4. Have an electronic virtual holiday. Send out texts to friends and coworkers wishing them happy holidays. Pick up the phone and call someone you haven’t talked to in a long time. Have a skype conversation or a face-time conversation with friends or family who live out of town. Find a great message or picture to put on Facebook/Twitter or Instagram and tag your cyber friends.
5. Decide that you are going to be a blessing to someone else. Find a local shelter or ministry that is serving dinner to the less fortunate and volunteer your time to help out. Find something to give back to your church or community that will occupy your time. For example, I visit an elderly friend of mine every Christmas Eve and wrap all of her presents.
Yes, being alone during the holidays can be tough and lonely. But remember, loneliness is a state of mind. Many times we feel lonely because we have set unrealistic expectations.
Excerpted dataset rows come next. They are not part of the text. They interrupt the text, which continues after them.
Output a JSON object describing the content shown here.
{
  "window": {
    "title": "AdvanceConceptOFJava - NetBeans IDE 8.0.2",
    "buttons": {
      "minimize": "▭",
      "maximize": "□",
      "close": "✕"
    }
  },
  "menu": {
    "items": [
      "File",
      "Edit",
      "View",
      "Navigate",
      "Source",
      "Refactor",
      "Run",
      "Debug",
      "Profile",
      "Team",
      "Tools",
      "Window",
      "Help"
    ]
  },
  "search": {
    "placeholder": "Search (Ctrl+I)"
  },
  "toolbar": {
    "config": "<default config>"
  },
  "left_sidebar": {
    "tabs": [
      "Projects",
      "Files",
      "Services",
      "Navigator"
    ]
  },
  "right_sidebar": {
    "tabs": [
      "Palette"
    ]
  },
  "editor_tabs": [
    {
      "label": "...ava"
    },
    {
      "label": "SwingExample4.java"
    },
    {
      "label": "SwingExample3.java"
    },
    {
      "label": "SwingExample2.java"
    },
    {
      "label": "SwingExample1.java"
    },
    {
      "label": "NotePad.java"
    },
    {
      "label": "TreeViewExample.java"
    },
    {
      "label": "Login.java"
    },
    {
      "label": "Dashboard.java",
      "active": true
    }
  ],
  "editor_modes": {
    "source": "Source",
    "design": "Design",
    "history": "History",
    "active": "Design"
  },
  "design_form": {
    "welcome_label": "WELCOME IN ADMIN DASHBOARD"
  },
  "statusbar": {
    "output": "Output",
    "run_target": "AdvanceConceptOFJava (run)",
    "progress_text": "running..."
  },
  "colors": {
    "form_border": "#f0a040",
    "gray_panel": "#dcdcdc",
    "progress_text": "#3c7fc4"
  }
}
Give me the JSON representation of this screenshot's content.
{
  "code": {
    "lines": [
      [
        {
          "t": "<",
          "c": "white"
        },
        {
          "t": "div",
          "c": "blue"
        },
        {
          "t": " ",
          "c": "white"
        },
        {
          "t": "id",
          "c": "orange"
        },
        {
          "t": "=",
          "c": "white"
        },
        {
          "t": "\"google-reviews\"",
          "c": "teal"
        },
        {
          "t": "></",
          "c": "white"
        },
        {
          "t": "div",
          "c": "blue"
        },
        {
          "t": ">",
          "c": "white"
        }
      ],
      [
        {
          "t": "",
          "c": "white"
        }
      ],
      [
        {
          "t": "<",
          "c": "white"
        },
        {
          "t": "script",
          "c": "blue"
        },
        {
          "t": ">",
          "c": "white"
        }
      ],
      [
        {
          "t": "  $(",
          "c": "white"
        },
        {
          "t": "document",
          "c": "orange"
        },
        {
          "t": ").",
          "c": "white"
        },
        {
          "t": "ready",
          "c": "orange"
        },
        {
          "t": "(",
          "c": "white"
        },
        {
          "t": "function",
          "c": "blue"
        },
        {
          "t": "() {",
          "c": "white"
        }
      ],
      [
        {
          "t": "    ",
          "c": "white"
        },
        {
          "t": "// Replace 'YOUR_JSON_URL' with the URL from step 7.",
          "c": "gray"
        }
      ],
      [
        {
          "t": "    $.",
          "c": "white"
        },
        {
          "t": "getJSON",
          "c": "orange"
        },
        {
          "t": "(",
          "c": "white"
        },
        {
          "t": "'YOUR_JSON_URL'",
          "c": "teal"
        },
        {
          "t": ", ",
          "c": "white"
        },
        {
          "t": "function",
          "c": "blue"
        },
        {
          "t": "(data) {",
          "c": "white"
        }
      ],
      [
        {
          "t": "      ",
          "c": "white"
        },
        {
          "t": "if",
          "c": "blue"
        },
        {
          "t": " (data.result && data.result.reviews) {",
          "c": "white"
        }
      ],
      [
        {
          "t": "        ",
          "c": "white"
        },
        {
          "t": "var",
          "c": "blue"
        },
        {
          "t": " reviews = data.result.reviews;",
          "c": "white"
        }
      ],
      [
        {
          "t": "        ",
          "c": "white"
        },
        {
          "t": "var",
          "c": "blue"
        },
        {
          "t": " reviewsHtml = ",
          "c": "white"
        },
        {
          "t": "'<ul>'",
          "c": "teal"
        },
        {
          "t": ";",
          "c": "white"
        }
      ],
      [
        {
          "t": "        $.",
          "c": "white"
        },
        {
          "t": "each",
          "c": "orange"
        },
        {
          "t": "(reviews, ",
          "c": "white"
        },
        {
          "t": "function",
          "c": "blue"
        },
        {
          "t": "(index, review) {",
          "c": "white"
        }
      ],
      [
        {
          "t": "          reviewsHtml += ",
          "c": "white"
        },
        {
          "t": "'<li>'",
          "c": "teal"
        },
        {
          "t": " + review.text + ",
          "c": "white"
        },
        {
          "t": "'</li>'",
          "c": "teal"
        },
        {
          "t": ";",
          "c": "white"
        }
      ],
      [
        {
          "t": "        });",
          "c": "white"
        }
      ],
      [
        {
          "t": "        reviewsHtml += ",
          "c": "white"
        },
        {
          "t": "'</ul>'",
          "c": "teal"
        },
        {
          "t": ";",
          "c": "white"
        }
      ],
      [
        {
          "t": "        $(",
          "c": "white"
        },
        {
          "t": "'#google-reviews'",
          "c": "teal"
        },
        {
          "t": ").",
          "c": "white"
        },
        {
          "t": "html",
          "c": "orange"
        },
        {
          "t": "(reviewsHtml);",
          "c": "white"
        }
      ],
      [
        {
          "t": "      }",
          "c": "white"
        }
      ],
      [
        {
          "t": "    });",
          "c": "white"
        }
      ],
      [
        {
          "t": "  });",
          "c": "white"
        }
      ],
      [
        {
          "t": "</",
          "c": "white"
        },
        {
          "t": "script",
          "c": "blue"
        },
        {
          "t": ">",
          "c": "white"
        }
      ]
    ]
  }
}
Don’t add additional stress to your life by having impossible expectations about what the holiday should be. Focus on the things that you can control and most of all, don’t expect others to bring you happiness for the holidays.
Hopefully you have found something that will work for you. If not, remember, “This too shall pass.” Always remember you are never really alone. Deuteronomy 31:8 reminds us: "The Lord himself goes before you and will be with you; He will never leave you nor forsake you. Do not be afraid; do not be discouraged."
Focus your mind on the real reason for the season which is the birth of Jesus, keep your head up and before you know it, it’s a brand new year! Happy Holidays!